The Food and Drug Administration has issued warnings on urinary tract infections and ketoacidosis with SGLT2i (6). Based on clinical trials, hyponatremia with SGLT2i is not reported as a significant adverse effect. Literature elucidating the effects of this class of medication on renal sodium and water handling is minimal. As glucosuria leads to osmotic diuresis and consequently increased free water excretion, the recent completion of the SAND and the DIVE trials has provided interesting data for the hypothesis that SGLT2i may help SIADH patients without significant adverse effects (7, 8). However, these studies’ key limitations, including the absence of free-water clearance measurements, a very short treatment period, and the possibility of undiagnosed heart failures, suggest caution in using SGLT2i for SIADH (2).

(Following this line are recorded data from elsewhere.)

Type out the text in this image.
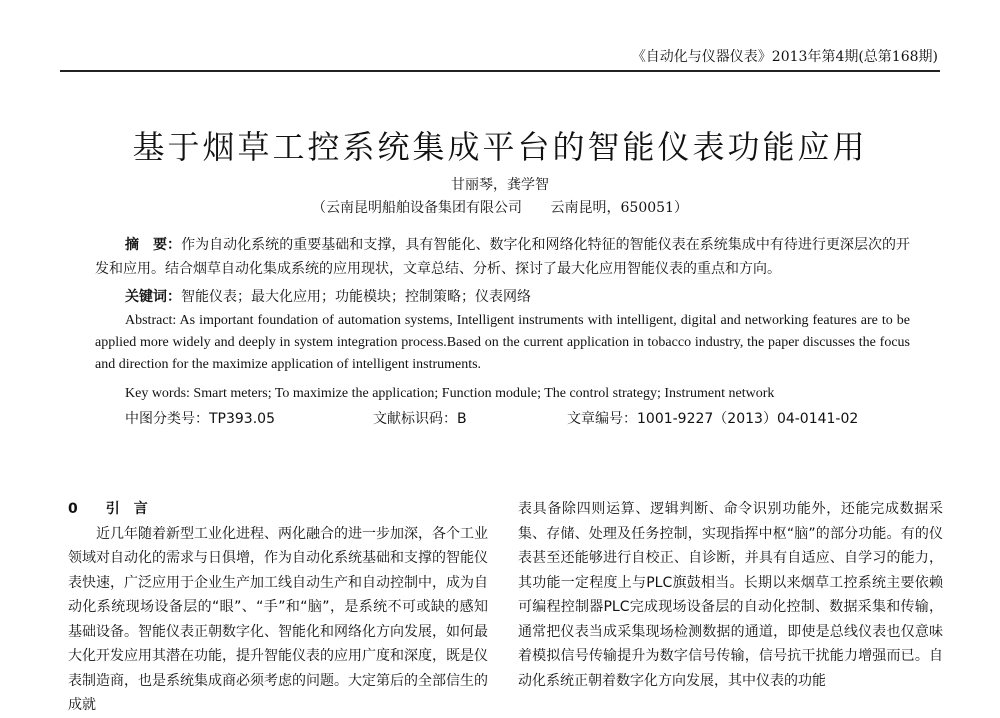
《自动化与仪器仪表》2013年第4期(总第168期)
基于烟草工控系统集成平台的智能仪表功能应用
甘丽琴，龚学智
（云南昆明船舶设备集团有限公司 云南昆明，650051）
摘　要：作为自动化系统的重要基础和支撑，具有智能化、数字化和网络化特征的智能仪表在系统集成中有待进行更深层次的开发和应用。结合烟草自动化集成系统的应用现状，文章总结、分析、探讨了最大化应用智能仪表的重点和方向。
关键词：智能仪表；最大化应用；功能模块；控制策略；仪表网络
Abstract: As important foundation of automation systems, Intelligent instruments with intelligent, digital and networking features are to be applied more widely and deeply in system integration process.Based on the current application in tobacco industry, the paper discusses the focus and direction for the maximize application of intelligent instruments.
Key words: Smart meters; To maximize the application; Function module; The control strategy; Instrument network
中图分类号：TP393.05	文献标识码：B	文章编号：1001-9227（2013）04-0141-02
0 引　言

近几年随着新型工业化进程、两化融合的进一步加深，各个工业领域对自动化的需求与日俱增，作为自动化系统基础和支撑的智能仪表快速，广泛应用于企业生产加工线自动生产和自动控制中，成为自动化系统现场设备层的“眼”、“手”和“脑”，是系统不可或缺的感知基础设备。智能仪表正朝数字化、智能化和网络化方向发展，如何最大化开发应用其潜在功能，提升智能仪表的应用广度和深度，既是仪表制造商，也是系统集成商必须考虑的问题。大定第后的全部信生的成就

表具备除四则运算、逻辑判断、命令识别功能外，还能完成数据采集、存储、处理及任务控制，实现指挥中枢“脑”的部分功能。有的仪表甚至还能够进行自校正、自诊断，并具有自适应、自学习的能力，其功能一定程度上与PLC旗鼓相当。长期以来烟草工控系统主要依赖可编程控制器PLC完成现场设备层的自动化控制、数据采集和传输，通常把仪表当成采集现场检测数据的通道，即使是总线仪表也仅意味着模拟信号传输提升为数字信号传输，信号抗干扰能力增强而已。自动化系统正朝着数字化方向发展，其中仪表的功能
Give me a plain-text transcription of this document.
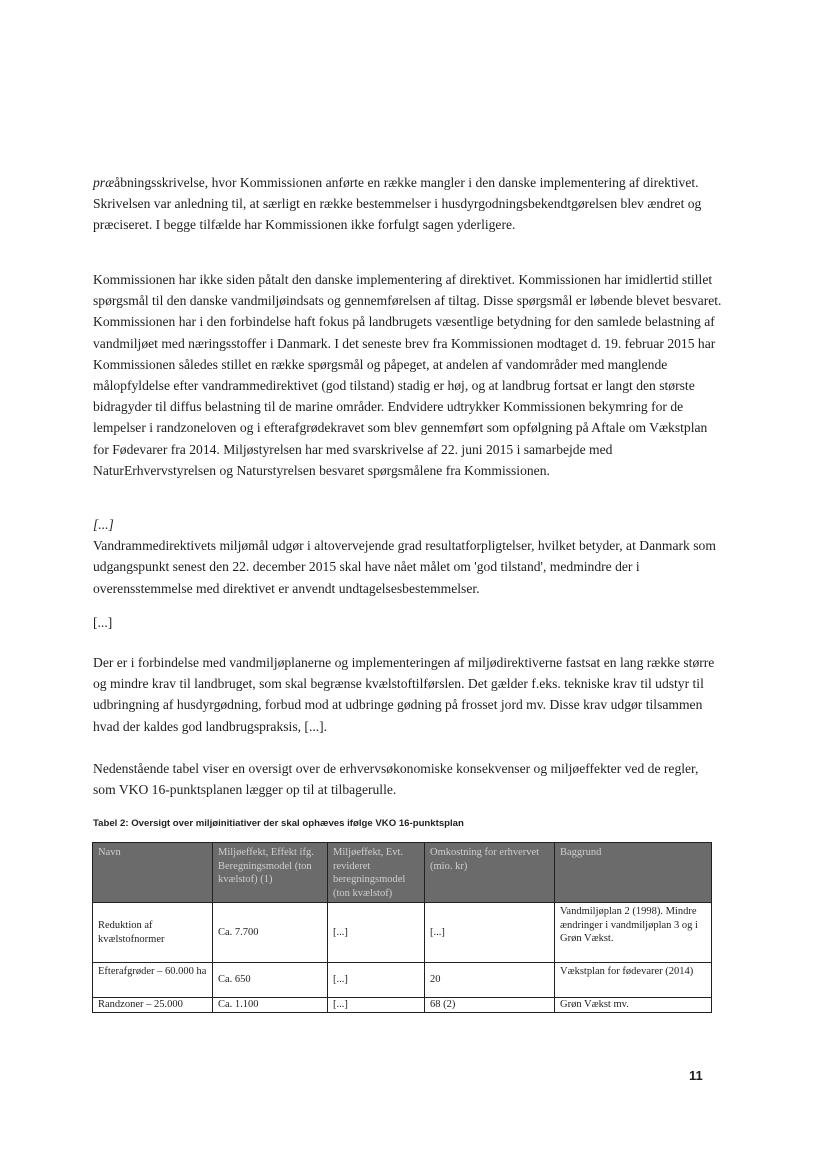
præåbningsskrivelse, hvor Kommissionen anførte en række mangler i den danske implementering af direktivet. Skrivelsen var anledning til, at særligt en række bestemmelser i husdyrgodningsbekendtgørelsen blev ændret og præciseret. I begge tilfælde har Kommissionen ikke forfulgt sagen yderligere.

Kommissionen har ikke siden påtalt den danske implementering af direktivet. Kommissionen har imidlertid stillet spørgsmål til den danske vandmiljøindsats og gennemførelsen af tiltag. Disse spørgsmål er løbende blevet besvaret. Kommissionen har i den forbindelse haft fokus på landbrugets væsentlige betydning for den samlede belastning af vandmiljøet med næringsstoffer i Danmark. I det seneste brev fra Kommissionen modtaget d. 19. februar 2015 har Kommissionen således stillet en række spørgsmål og påpeget, at andelen af vandområder med manglende målopfyldelse efter vandrammedirektivet (god tilstand) stadig er høj, og at landbrug fortsat er langt den største bidragyder til diffus belastning til de marine områder. Endvidere udtrykker Kommissionen bekymring for de lempelser i randzoneloven og i efterafgrødekravet som blev gennemført som opfølgning på Aftale om Vækstplan for Fødevarer fra 2014. Miljøstyrelsen har med svarskrivelse af 22. juni 2015 i samarbejde med NaturErhvervstyrelsen og Naturstyrelsen besvaret spørgsmålene fra Kommissionen.

[...]
Vandrammedirektivets miljømål udgør i altovervejende grad resultatforpligtelser, hvilket betyder, at Danmark som udgangspunkt senest den 22. december 2015 skal have nået målet om 'god tilstand', medmindre der i overensstemmelse med direktivet er anvendt undtagelsesbestemmelser.

[...]

Der er i forbindelse med vandmiljøplanerne og implementeringen af miljødirektiverne fastsat en lang række større og mindre krav til landbruget, som skal begrænse kvælstoftilførslen. Det gælder f.eks. tekniske krav til udstyr til udbringning af husdyrgødning, forbud mod at udbringe gødning på frosset jord mv. Disse krav udgør tilsammen hvad der kaldes god landbrugspraksis, [...].

Nedenstående tabel viser en oversigt over de erhvervsøkonomiske konsekvenser og miljøeffekter ved de regler, som VKO 16-punktsplanen lægger op til at tilbagerulle.

Tabel 2: Oversigt over miljøinitiativer der skal ophæves ifølge VKO 16-punktsplan
Navn	Miljøeffekt, Effekt ifg. Beregningsmodel (ton kvælstof) (1)	Miljøeffekt, Evt. revideret beregningsmodel (ton kvælstof)	Omkostning for erhvervet (mio. kr)	Baggrund
Reduktion af kvælstofnormer	Ca. 7.700	[...]	[...]	Vandmiljøplan 2 (1998). Mindre ændringer i vandmiljøplan 3 og i Grøn Vækst.
Efterafgrøder – 60.000 ha	Ca. 650	[...]	20	Vækstplan for fødevarer (2014)
Randzoner – 25.000	Ca. 1.100	[...]	68 (2)	Grøn Vækst mv.
11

SGLT2i is used as an add-on therapy and, in recent times, has increasingly been used as a first-line treatment for T2D and in treating heart failure patients even without diabetes (9, 10). Given its multiple cardiovascular and metabolic benefits, it is also vital to understand the physiology of its various adverse effects, including euglycemic DKA and osmotic diuresis, as these could potentially lead to severe electrolyte disturbances. However, studies demonstrating a comprehensive understanding of SGLT2i-related electrolyte derangements are warranted. Any indication of symptoms suggestive of volume depletion and excessive osmotic diuresis should prompt appropriate evaluation and careful consideration of dose reduction or even temporary discontinuation of the medication. Though our case report has its limitation in establishing a direct causal link between SGLT2i and hyponatremia, it presents a unique observation of a potential rare side effect of the drug that we believe would benefit clinicians.

Declaration of interest

The authors declare that there is no conflict of interest that could be perceived as prejudicing the impartiality of the research reported.

Funding

This work did not receive any specific grant from any funding agency in the public, commercial or not-for-profit sector.

Patient consent

Every attempt was made to contact patient or family to obtain consent however we were unable to reach patient or family to obtain consent. As discussed with the journal, this report ensures presenting “de-identified patient data.” The journal editorial office approved this before submission.

Author contribution statement

M D designed the study and wrote the first draft; S N revised the draft and edited the paper; I M helped in data interpretation; S M conceptualized and supervised the study.